Speaker
Description
Axion stars are coherent clumps of wavelike dark matter which are expected to form abundantly in dense structures like axion miniclusters. Due to their large central densities of up to $\rho_\star \sim 10^{23}\,$GeV$\,$cm$^{-3}$ at a QCD axion mass of $m_a=50\,\mu$eV, it has been conjectured that they can give rise to a number of different observable signatures. Among these signatures are the resonant radio conversion of axion dark matter in the magnetic fields of neutron stars, parametric resonance in suitable soliton profiles and the generation of relativistic axions in collapsing axion stars, also called Bosenovae.

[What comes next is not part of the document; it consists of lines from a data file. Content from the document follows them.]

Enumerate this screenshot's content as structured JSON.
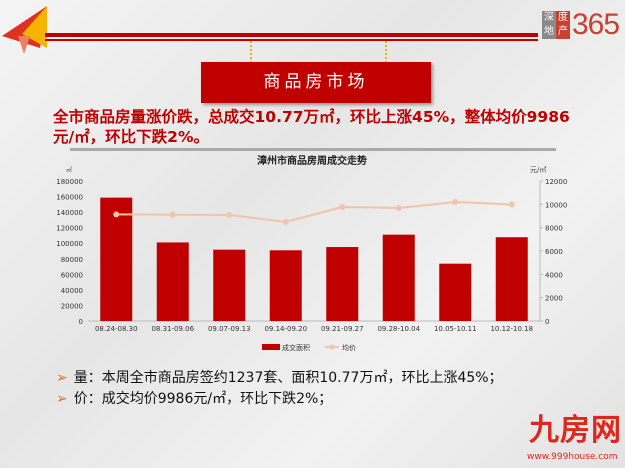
{
  "header": {
    "logo_box": [
      "深",
      "度",
      "地",
      "产"
    ],
    "logo_num": "365",
    "banner": "商品房市场"
  },
  "headline": "全市商品房量涨价跌，总成交10.77万㎡，环比上涨45%，整体均价9986元/㎡，环比下跌2%。",
  "bullets": [
    {
      "icon": "arrow-right-icon",
      "text": "量：本周全市商品房签约1237套、面积10.77万㎡，环比上涨45%；"
    },
    {
      "icon": "arrow-right-icon",
      "text": "价：成交均价9986元/㎡，环比下跌2%；"
    }
  ],
  "footer": {
    "brand": "九房网",
    "url": "www.999house.com"
  },
  "chart_data": {
    "type": "bar+line",
    "title": "漳州市商品房周成交走势",
    "ylabel_left": "㎡",
    "ylabel_right": "元/㎡",
    "categories": [
      "08.24-08.30",
      "08.31-09.06",
      "09.07-09.13",
      "09.14-09.20",
      "09.21-09.27",
      "09.28-10.04",
      "10.05-10.11",
      "10.12-10.18"
    ],
    "series": [
      {
        "name": "成交面积",
        "type": "bar",
        "axis": "left",
        "color": "#c00000",
        "values": [
          158600,
          101000,
          91700,
          90900,
          95100,
          111000,
          73700,
          107700
        ]
      },
      {
        "name": "均价",
        "type": "line",
        "axis": "right",
        "color": "#f2c4a8",
        "values": [
          9140,
          9110,
          9090,
          8490,
          9770,
          9690,
          10200,
          9986
        ]
      }
    ],
    "ylim_left": [
      0,
      180000
    ],
    "yticks_left": [
      0,
      20000,
      40000,
      60000,
      80000,
      100000,
      120000,
      140000,
      160000,
      180000
    ],
    "ylim_right": [
      0,
      12000
    ],
    "yticks_right": [
      0,
      2000,
      4000,
      6000,
      8000,
      10000,
      12000
    ],
    "legend": "bottom",
    "grid": false
  }
}
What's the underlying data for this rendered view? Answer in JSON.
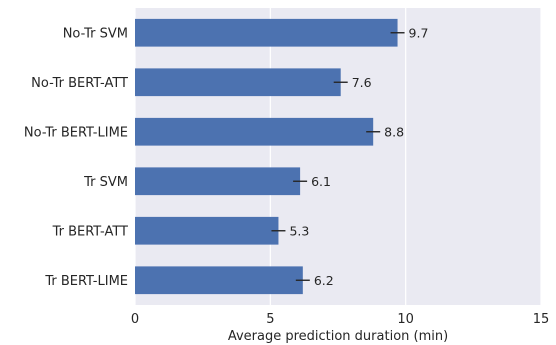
{
  "chart_data": {
    "type": "bar",
    "orientation": "horizontal",
    "categories": [
      "No-Tr SVM",
      "No-Tr BERT-ATT",
      "No-Tr BERT-LIME",
      "Tr SVM",
      "Tr BERT-ATT",
      "Tr BERT-LIME"
    ],
    "values": [
      9.7,
      7.6,
      8.8,
      6.1,
      5.3,
      6.2
    ],
    "value_labels": [
      "9.7",
      "7.6",
      "8.8",
      "6.1",
      "5.3",
      "6.2"
    ],
    "error_bars": true,
    "xlabel": "Average prediction duration (min)",
    "ylabel": "",
    "title": "",
    "xlim": [
      0,
      15
    ],
    "xticks": [
      0,
      5,
      10,
      15
    ],
    "grid": "vertical",
    "colors": {
      "bar": "#4c72b0",
      "plot_bg": "#eaeaf2",
      "grid": "#ffffff",
      "text": "#262626",
      "error": "#262626"
    }
  }
}
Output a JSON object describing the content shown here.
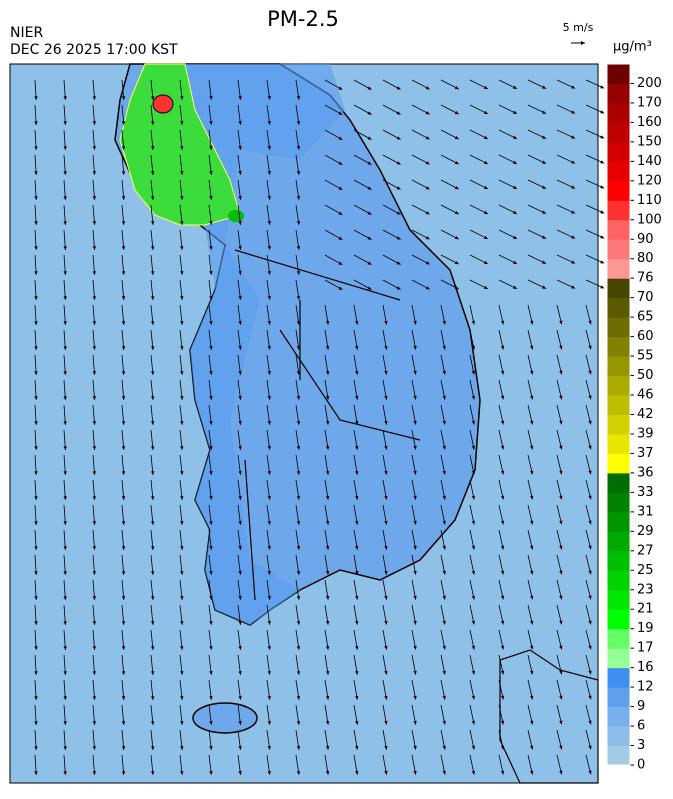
{
  "header": {
    "title": "PM-2.5",
    "agency": "NIER",
    "timestamp": "DEC 26 2025 17:00 KST",
    "wind_scale": "5 m/s"
  },
  "colorbar": {
    "unit": "μg/m³",
    "ticks": [
      0,
      3,
      6,
      9,
      12,
      16,
      17,
      19,
      21,
      23,
      25,
      27,
      29,
      31,
      33,
      36,
      37,
      39,
      42,
      46,
      50,
      55,
      60,
      65,
      70,
      76,
      80,
      90,
      100,
      110,
      120,
      140,
      150,
      160,
      170,
      200
    ],
    "colors": [
      "#a3cbe6",
      "#8ebde9",
      "#79b0ec",
      "#5f9fee",
      "#3f8ff0",
      "#96ff96",
      "#64ff64",
      "#00ff00",
      "#00e600",
      "#00d200",
      "#00be00",
      "#00aa00",
      "#009600",
      "#008200",
      "#006e00",
      "#ffff00",
      "#e6e600",
      "#d2d200",
      "#bebe00",
      "#aaaa00",
      "#969600",
      "#828200",
      "#6e6e00",
      "#5a5a00",
      "#464600",
      "#ff9696",
      "#ff7878",
      "#ff6464",
      "#ff3232",
      "#ff0000",
      "#e60000",
      "#d20000",
      "#be0000",
      "#aa0000",
      "#960000",
      "#6e0000"
    ]
  }
}
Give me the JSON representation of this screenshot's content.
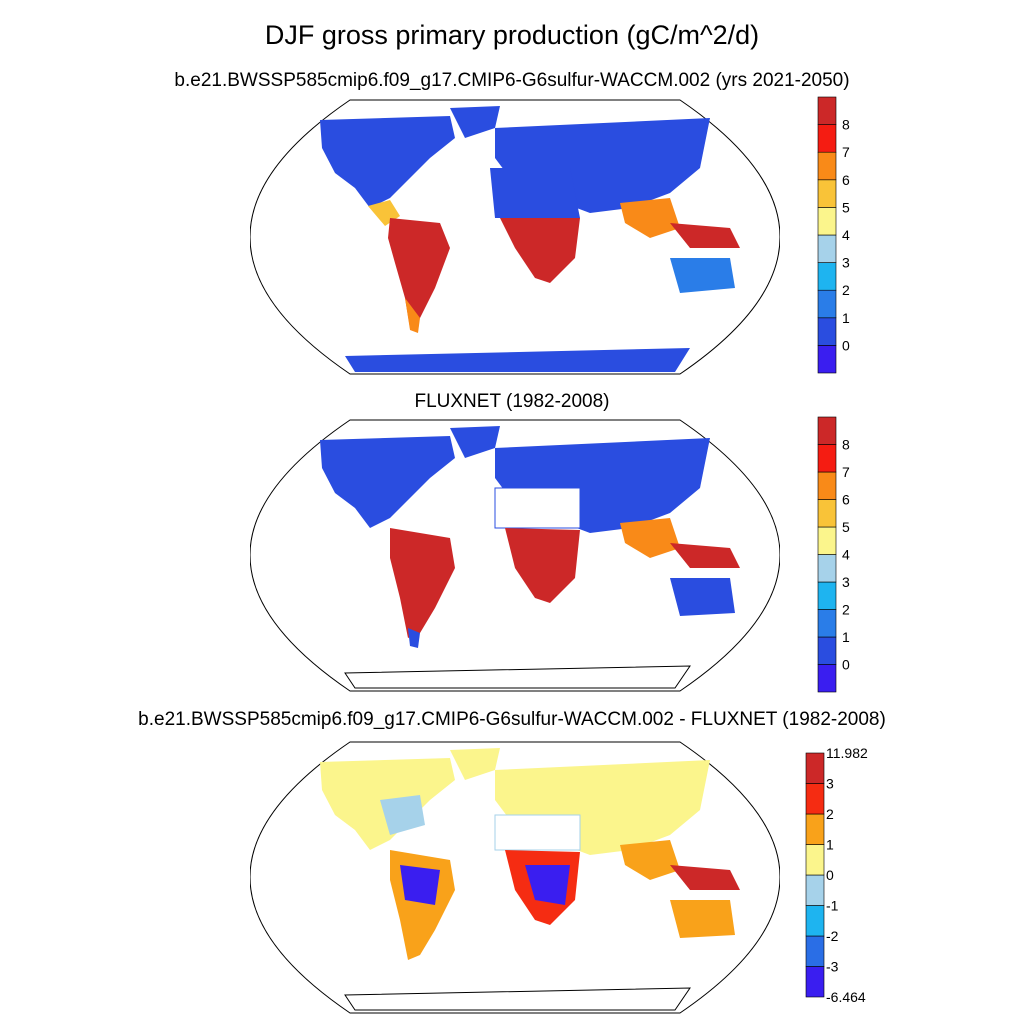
{
  "title": "DJF gross primary production (gC/m^2/d)",
  "panels": [
    {
      "id": "model",
      "subtitle": "b.e21.BWSSP585cmip6.f09_g17.CMIP6-G6sulfur-WACCM.002 (yrs 2021-2050)",
      "colorbar": {
        "colors": [
          "#3a1ef0",
          "#2a4de0",
          "#2a7de8",
          "#1eb4f0",
          "#a6d2ea",
          "#fbf58c",
          "#f9c338",
          "#f98a18",
          "#f51c12",
          "#cc2828"
        ],
        "labels": [
          "0",
          "1",
          "2",
          "3",
          "4",
          "5",
          "6",
          "7",
          "8"
        ]
      }
    },
    {
      "id": "fluxnet",
      "subtitle": "FLUXNET (1982-2008)",
      "colorbar": {
        "colors": [
          "#3a1ef0",
          "#2a4de0",
          "#2a7de8",
          "#1eb4f0",
          "#a6d2ea",
          "#fbf58c",
          "#f9c338",
          "#f98a18",
          "#f51c12",
          "#cc2828"
        ],
        "labels": [
          "0",
          "1",
          "2",
          "3",
          "4",
          "5",
          "6",
          "7",
          "8"
        ]
      }
    },
    {
      "id": "difference",
      "subtitle": "b.e21.BWSSP585cmip6.f09_g17.CMIP6-G6sulfur-WACCM.002 - FLUXNET (1982-2008)",
      "colorbar": {
        "colors": [
          "#3a1ef0",
          "#2a6ee6",
          "#1eb4f0",
          "#a6d2ea",
          "#fbf58c",
          "#f9a21a",
          "#f52c12",
          "#cc2828"
        ],
        "labels": [
          "-6.464",
          "-3",
          "-2",
          "-1",
          "0",
          "1",
          "2",
          "3",
          "11.982"
        ]
      }
    }
  ]
}
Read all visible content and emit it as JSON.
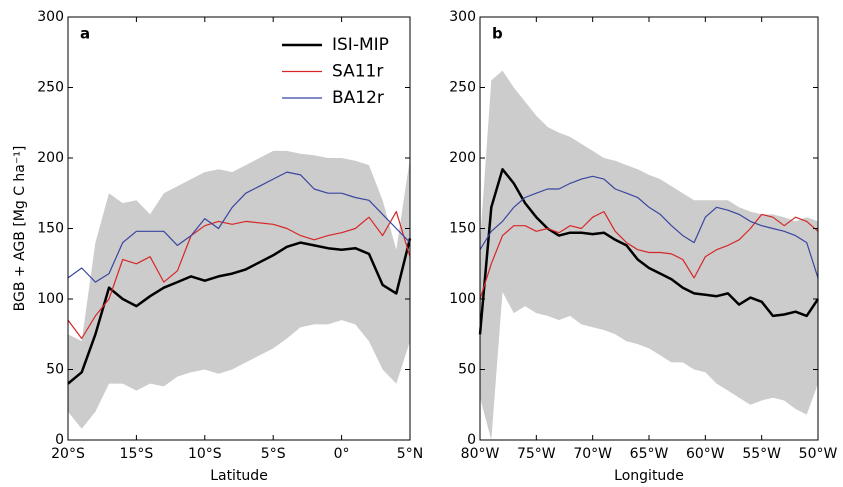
{
  "chart_data": [
    {
      "type": "line",
      "panel_label": "a",
      "xlabel": "Latitude",
      "ylabel": "BGB + AGB [Mg C ha⁻¹]",
      "legend": "upper right",
      "x": [
        -20,
        -19,
        -18,
        -17,
        -16,
        -15,
        -14,
        -13,
        -12,
        -11,
        -10,
        -9,
        -8,
        -7,
        -6,
        -5,
        -4,
        -3,
        -2,
        -1,
        0,
        1,
        2,
        3,
        4,
        5
      ],
      "band_color": "#cccccc",
      "band_upper": [
        75,
        70,
        140,
        175,
        168,
        170,
        160,
        175,
        180,
        185,
        190,
        192,
        190,
        195,
        200,
        205,
        205,
        203,
        202,
        200,
        200,
        198,
        195,
        170,
        135,
        200
      ],
      "band_lower": [
        20,
        8,
        20,
        40,
        40,
        35,
        40,
        38,
        45,
        48,
        50,
        47,
        50,
        55,
        60,
        65,
        72,
        80,
        82,
        82,
        85,
        82,
        70,
        50,
        40,
        70
      ],
      "series": [
        {
          "name": "ISI-MIP",
          "color": "#000000",
          "width": 2.5,
          "values": [
            40,
            48,
            75,
            108,
            100,
            95,
            102,
            108,
            112,
            116,
            113,
            116,
            118,
            121,
            126,
            131,
            137,
            140,
            138,
            136,
            135,
            136,
            132,
            110,
            104,
            143
          ]
        },
        {
          "name": "SA11r",
          "color": "#d62728",
          "width": 1.2,
          "values": [
            85,
            72,
            88,
            100,
            128,
            125,
            130,
            112,
            120,
            145,
            152,
            155,
            153,
            155,
            154,
            153,
            150,
            145,
            142,
            145,
            147,
            150,
            158,
            145,
            162,
            130
          ]
        },
        {
          "name": "BA12r",
          "color": "#3a46a0",
          "width": 1.2,
          "values": [
            115,
            122,
            112,
            118,
            140,
            148,
            148,
            148,
            138,
            145,
            157,
            150,
            165,
            175,
            180,
            185,
            190,
            188,
            178,
            175,
            175,
            172,
            170,
            160,
            150,
            140
          ]
        }
      ],
      "xlim": [
        -20,
        5
      ],
      "xticks": [
        {
          "value": -20,
          "label": "20°S"
        },
        {
          "value": -15,
          "label": "15°S"
        },
        {
          "value": -10,
          "label": "10°S"
        },
        {
          "value": -5,
          "label": "5°S"
        },
        {
          "value": 0,
          "label": "0°"
        },
        {
          "value": 5,
          "label": "5°N"
        }
      ],
      "ylim": [
        0,
        300
      ],
      "yticks": [
        0,
        50,
        100,
        150,
        200,
        250,
        300
      ]
    },
    {
      "type": "line",
      "panel_label": "b",
      "xlabel": "Longitude",
      "x": [
        -80,
        -79,
        -78,
        -77,
        -76,
        -75,
        -74,
        -73,
        -72,
        -71,
        -70,
        -69,
        -68,
        -67,
        -66,
        -65,
        -64,
        -63,
        -62,
        -61,
        -60,
        -59,
        -58,
        -57,
        -56,
        -55,
        -54,
        -53,
        -52,
        -51,
        -50
      ],
      "band_color": "#cccccc",
      "band_upper": [
        140,
        255,
        262,
        250,
        240,
        230,
        222,
        218,
        215,
        210,
        205,
        200,
        198,
        195,
        192,
        188,
        185,
        180,
        175,
        170,
        170,
        170,
        170,
        165,
        162,
        160,
        160,
        158,
        155,
        158,
        155
      ],
      "band_lower": [
        30,
        0,
        105,
        90,
        95,
        90,
        88,
        85,
        88,
        82,
        80,
        78,
        75,
        70,
        68,
        65,
        60,
        55,
        55,
        50,
        48,
        40,
        35,
        30,
        25,
        28,
        30,
        28,
        22,
        18,
        40
      ],
      "series": [
        {
          "color": "#000000",
          "width": 2.5,
          "values": [
            75,
            165,
            192,
            182,
            168,
            158,
            150,
            145,
            147,
            147,
            146,
            147,
            142,
            138,
            128,
            122,
            118,
            114,
            108,
            104,
            103,
            102,
            104,
            96,
            101,
            98,
            88,
            89,
            91,
            88,
            100
          ]
        },
        {
          "color": "#d62728",
          "width": 1.2,
          "values": [
            100,
            125,
            145,
            152,
            152,
            148,
            150,
            147,
            152,
            150,
            158,
            162,
            148,
            140,
            135,
            133,
            133,
            132,
            128,
            115,
            130,
            135,
            138,
            142,
            150,
            160,
            158,
            152,
            158,
            155,
            148
          ]
        },
        {
          "color": "#3a46a0",
          "width": 1.2,
          "values": [
            135,
            148,
            155,
            165,
            172,
            175,
            178,
            178,
            182,
            185,
            187,
            185,
            178,
            175,
            172,
            165,
            160,
            152,
            145,
            140,
            158,
            165,
            163,
            160,
            155,
            152,
            150,
            148,
            145,
            140,
            115
          ]
        }
      ],
      "xlim": [
        -80,
        -50
      ],
      "xticks": [
        {
          "value": -80,
          "label": "80°W"
        },
        {
          "value": -75,
          "label": "75°W"
        },
        {
          "value": -70,
          "label": "70°W"
        },
        {
          "value": -65,
          "label": "65°W"
        },
        {
          "value": -60,
          "label": "60°W"
        },
        {
          "value": -55,
          "label": "55°W"
        },
        {
          "value": -50,
          "label": "50°W"
        }
      ],
      "ylim": [
        0,
        300
      ],
      "yticks": [
        0,
        50,
        100,
        150,
        200,
        250,
        300
      ]
    }
  ]
}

We calculate the galactic event rates for these signals and summarize the results of our recent paper on collision rates of axion stars in the Milky Way. Our analysis shows that the collision rates between miniclusters and neutron stars can become as large as $\sim 10^5\,$yr$^{-1}$ galaxy$^{-1}$, but that the fraction of encounters which can lead to resonance between axion mass and magnetosphere plasma frequency is generally well below $\sim 1\,$yr$^{-1}$ galaxy$^{-1}$. This suggests that Bosenovae and parametric resonance are much more likely to lead to observable signatures than neutron star encounters. We also discuss how axion star accretion can additionally enhance the expected event rates for both Bosenovae and radio bursts.